I have opined that concelebration should be “safe, legal and rare”. I have, in a jocular mood, posted pics of the sort of concelebration of which I approve. For example:
And here are a couple of guys concelebrating… at different altars. At this church in Rome this also happens when a scheduled parish Mass is being offered at the main altar. And nobody freaks out!
This came to my email today from a reader…
On Friday’s I serve Mass at a side altar while Mass is being said at the high altar. The faithful often see a variety of colors and Masses being said on ferias. [Priests can often say votive Masses, which have different colors for the vestments.]
People who criticize this practice may not realize how beneficial it is for priests in community to say their Masses simultaneously so they can break their fast together afterwards. [That’s a good point. And it assumes that priests are fasting before Mass… for more than an hour before Communion as present law stipulates.]
At any rate, today I had the privilege of serving Mass for the feast of St. Philomena. Common of a virgin martyr with no special collect, it’s rarely said.
St.
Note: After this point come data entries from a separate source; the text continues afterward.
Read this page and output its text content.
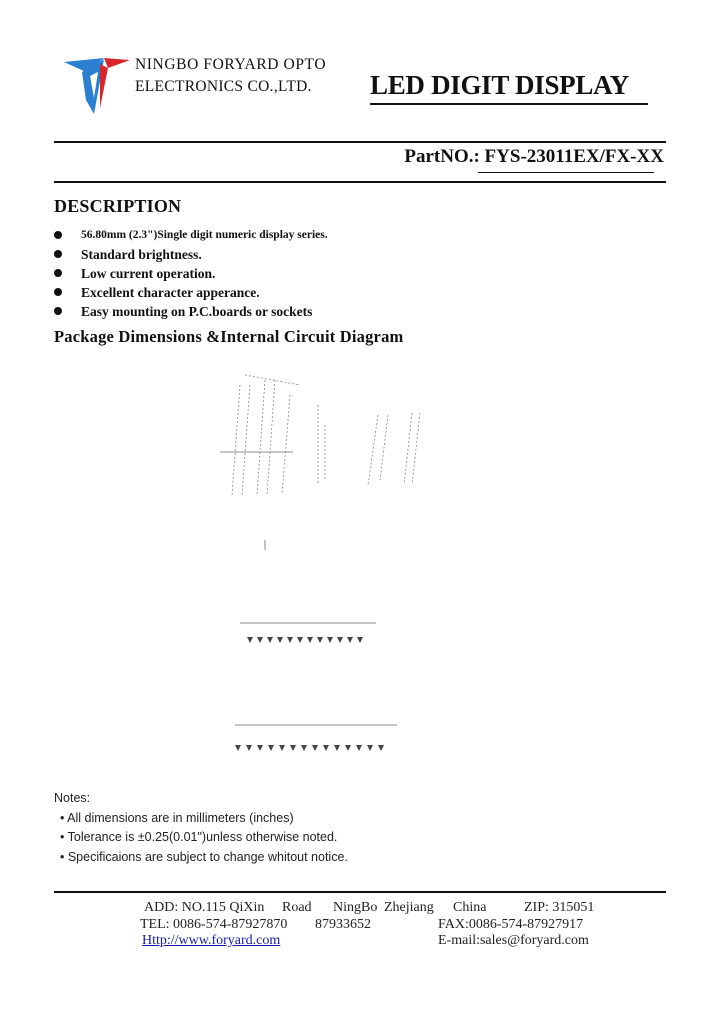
NINGBO FORYARD OPTO
ELECTRONICS CO.,LTD.	LED DIGIT DISPLAY
PartNO.: FYS-23011EX/FX-XX
DESCRIPTION
56.80mm (2.3")Single digit numeric display series.
Standard brightness.
Low current operation.
Excellent character apperance.
Easy mounting on P.C.boards or sockets
Package Dimensions &Internal Circuit Diagram
Notes:
• All dimensions are in millimeters (inches)
• Tolerance is ±0.25(0.01")unless otherwise noted.
• Specificaions are subject to change whitout notice.
ADD: NO.115 QiXin Road NingBo Zhejiang China	ZIP: 315051
TEL: 0086-574-87927870 87933652	FAX:0086-574-87927917
Http://www.foryard.com	E-mail:sales@foryard.com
Philomena has become a patroness of sorts for traditional-minded Catholics, with her relics being discovered at the dawn of Modernity and her feast removed from local calendars a couple years before the Council.
She represents the dichotomy of snobby scholars against popular piety. [Indeed she does.]
We have a number of virgin-martyrs with ancient cults and contemporary accounts. They’re the most beautiful flowers of the early Church. Seven are named at the end of the Canon.
There was a time when I was reluctant to embrace her cultus… But St. Philomena, in her obscurity, in her controversy, in her prolific latter-day miraculous activity, convinced me otherwise.